On Diffusion-Induced Non-Constant Composition Profiles in the Boundary Layer of Inert Multicomponent Mixtures

TL;DR

This paper investigates how multiple diffusive mechanisms in inert multicomponent boundary layers can lead to non-uniform composition profiles, affecting flow properties and emphasizing the need to consider wall-normal diffusion for accurate modeling.

Contribution

It demonstrates the conditions under which non-constant composition profiles are necessary for equilibrium in inert multicomponent mixtures, highlighting their impact on flow and heat transfer.

Findings

Non-constant composition profiles can occur due to competing diffusive mechanisms.

Wall and bulk compositions can differ significantly in inert mixtures.

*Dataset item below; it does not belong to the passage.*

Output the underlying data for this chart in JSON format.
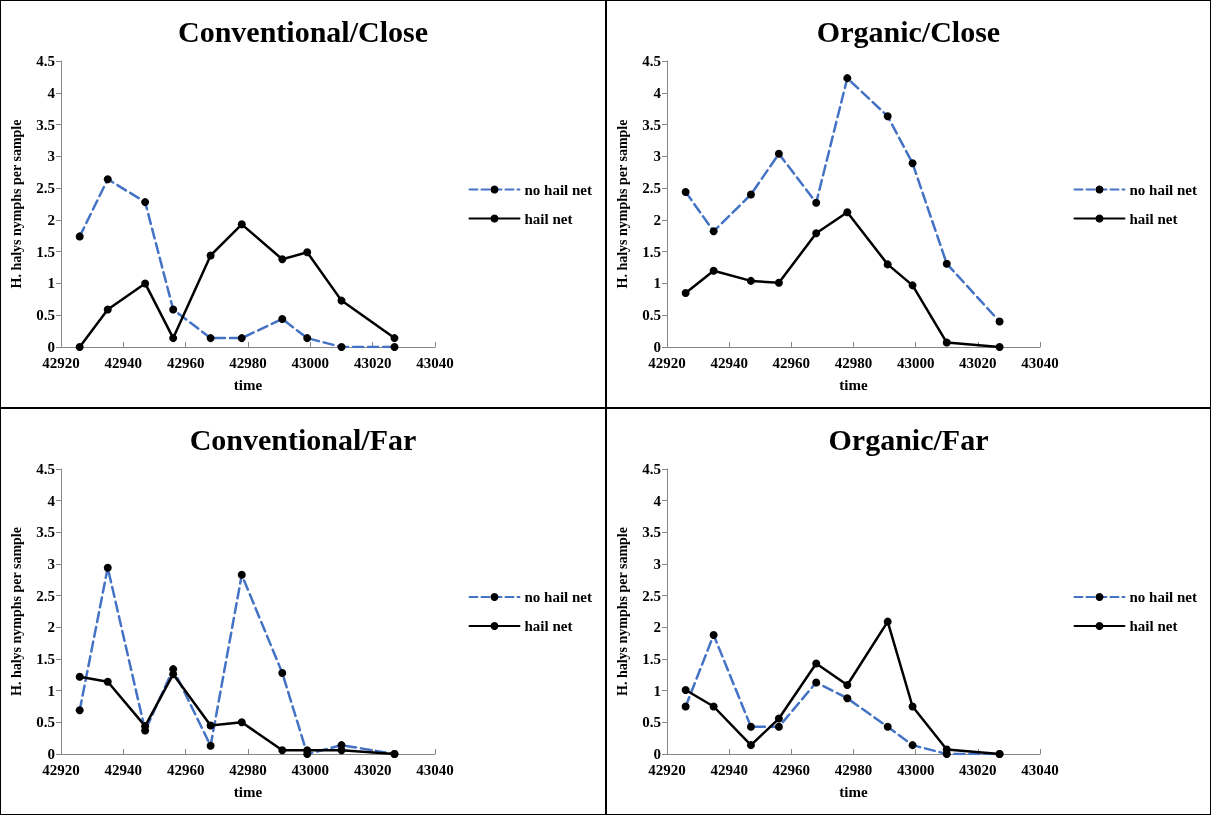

Accounting for wall-normal diffusion is crucial for accurate flow modeling.

Abstract

In the boundary layer of multicomponent fluid mixtures, the species-specific mass flux in the wall-normal direction is determined by the combination of turbulent-diffusiophoretic diffusion due to composition gradients, and diffusion due to gradients in other scalar fields (e.g. thermophoresis, barophoresis, and forced diffusion). For inert mixtures, a balance must exist between all the diffusive transport mechanisms so that the net diffusive mass flux normal to the wall is zero everywhere. This paper discusses under which conditions non-constant composition profiles are necessary to obtain physico-chemical equilibrium, hence vanishing transport, in the wall-normal direction. Mathematical modeling is employed to demonstrate how this may affect fluid property profiles, wall heat flux, and wall shear stress in an ideal, ternary gas mixture ($H_2 + N_2 + CO_2$) subject to a temperature gradient. It is concluded that competing diffusive transport mechanisms, under certain circumstances, may result in non-constant composition profiles and significantly different wall and bulk compositions, for inert multicomponent mixtures. Hence, wall-normal diffusion in the boundary layer must be accounted for to correctly describe or interpret multicomponent flow systems sensitive to wall friction and heat exchange.